Das Balut sah von innen aus wie die meisten drittklassigen Kaschemmen.

Die Räumlichkeiten wirkten durch die niedrige Decke, geschmacklose Holzvertäfelung und das gedämmte Licht noch beengender als sie eigentlich waren. Zu allen Seiten fand man Buchten mit Sitzgruppen, die zwischen depressive Landschaftsmalereien und große Vasen mit Kunstblumen gezwängt waren.

Das Besondere an der Einrichtung war das stilistische Feingefühl, mit dem sich vergilbte Hirschputten und verstaubte Geweihe begegneten. In jeder Ecke konnte man den Kopfschmuck irgendeines Geweihträgers erspähen. Weiter hinten konnte Arik sogar die Schaufeln eines Elches entdecken, um die anmutig der frühmorgendliche Bergnebel wallte. Oder Zigarettenqualm. Er fragte sich, welchen armen Teufeln ihre Geweihe für so eine Schundstube abgeschwindelt wurden.

Der Flur wurde von einem kleinen Empfangstresen unterbrochen, hinter dem eine hagere Rehdame ihren viel zu langen Hals vorstreckte und die beiden Neuankömmlinge argwöhnisch musterte.

Sieh an, Bossel bemühte sich den Anschein von Niveau zu erwecken. Der einst große Hirsch-Klan, so anmutig und würdevoll, heutzutage degradiert zu Pfennigsklaven und Dekoartikeln in schäbigen Kneipen. Irgendwie lustig.

Die Frage nach einer Reservierung ignorierte Caspar elegant, machte einen Schritt um den Tresen herum und nahm an einem freien Tisch platz. Auf den Stuhl gegenüber lud er Arik ein.

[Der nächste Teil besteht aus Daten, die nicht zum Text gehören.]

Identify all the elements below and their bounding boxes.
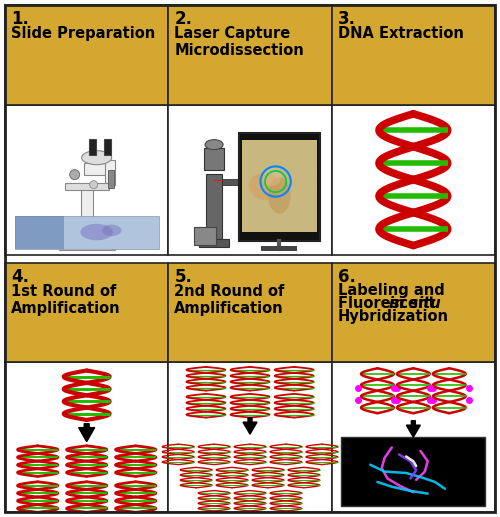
Bar (168, 105, 332, 254)
Bar (5, 105, 168, 254)
Text: Hybridization: Hybridization (338, 310, 448, 325)
Ellipse shape (268, 177, 291, 214)
Text: in situ: in situ (390, 297, 441, 312)
Text: 1.: 1. (11, 10, 29, 28)
Bar (15, 216, 159, 249)
Bar (262, 246, 298, 251)
Bar (104, 139, 110, 155)
Bar (206, 174, 222, 239)
Ellipse shape (262, 168, 281, 186)
Text: DNA Extraction: DNA Extraction (338, 26, 464, 41)
Bar (80, 185, 92, 239)
Circle shape (90, 180, 98, 189)
Text: Labeling and: Labeling and (338, 283, 444, 298)
Bar (222, 179, 242, 185)
Bar (84, 163, 108, 175)
Text: 3.: 3. (338, 10, 355, 28)
Text: 4.: 4. (11, 267, 29, 285)
Bar (342, 437, 485, 506)
FancyArrow shape (243, 418, 257, 434)
FancyArrow shape (406, 421, 420, 437)
Bar (5, 362, 168, 512)
Bar (168, 263, 332, 362)
Text: 2nd Round of
Amplification: 2nd Round of Amplification (174, 283, 284, 316)
Bar (199, 239, 229, 247)
Bar (194, 227, 216, 245)
Ellipse shape (82, 150, 112, 164)
Bar (88, 139, 96, 155)
Text: 5.: 5. (174, 267, 192, 285)
Ellipse shape (80, 224, 113, 240)
Bar (15, 216, 64, 249)
Bar (58, 239, 114, 250)
Bar (332, 105, 495, 254)
Text: Laser Capture
Microdissection: Laser Capture Microdissection (174, 26, 304, 58)
Bar (5, 5, 168, 105)
Ellipse shape (249, 172, 280, 200)
Circle shape (70, 170, 80, 179)
Bar (168, 5, 332, 105)
Bar (242, 140, 317, 232)
FancyArrow shape (78, 423, 94, 442)
Text: 6.: 6. (338, 267, 355, 285)
Bar (238, 133, 320, 241)
Text: 2.: 2. (174, 10, 192, 28)
Bar (332, 362, 495, 512)
Bar (108, 170, 114, 188)
Bar (332, 263, 495, 362)
Text: Slide Preparation: Slide Preparation (11, 26, 155, 41)
Bar (204, 148, 224, 170)
Bar (332, 5, 495, 105)
Ellipse shape (102, 224, 122, 236)
Bar (104, 160, 115, 185)
Bar (64, 183, 108, 190)
Ellipse shape (205, 140, 223, 149)
Text: 1st Round of
Amplification: 1st Round of Amplification (11, 283, 120, 316)
Text: Fluorescent: Fluorescent (338, 297, 440, 312)
Bar (168, 362, 332, 512)
Bar (5, 263, 168, 362)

Es war amüsant zuzusehen, wie die Empfangsdame nach den richtigen Worten suchte. Sie stand da mit ihren großen Augen, als wäre sie in den falschen Zug eingestiegen und der Schaffner hatte ihr gesagt, der nächste Halt sei Neptun. Sie schien die beiden dunklen Gestalten hier nicht haben zu wollen, konnte sich aber nicht überwinden, es ihnen ins Gesicht zu sagen. Hätte sie das Duo einfach wegzaubern können, hätte sie wohl keine Sekunde länger gewartet.

Dabei sollte sie sich gefälligst nicht so anstellen. Das Lokal war nicht gerade mit Prominenten und Nobelmännern gefüllt. Arik glaubte sogar den Zuhälter des Nachbarreviers am Tisch ganz hinten zu sehen.

Als ihr Caspar sein freundliches Lächeln zuwarf, traf sie die besonnene Entscheidung, sich lautlos umzudrehen und wieder hinterm Tresen zu verschwinden, als wäre nichts geschehen. Sie winkte einer Kellnerin zu und damit hatte sich die Angelegenheit für sie wohl erledigt.

Schnellen Schrittes kam eine Häsin mit breitem Grinsen angehoppelt. Ihre Schritte wurden merklich langsamer, als sie Caspar entdeckte und ihr Lächeln erstarb.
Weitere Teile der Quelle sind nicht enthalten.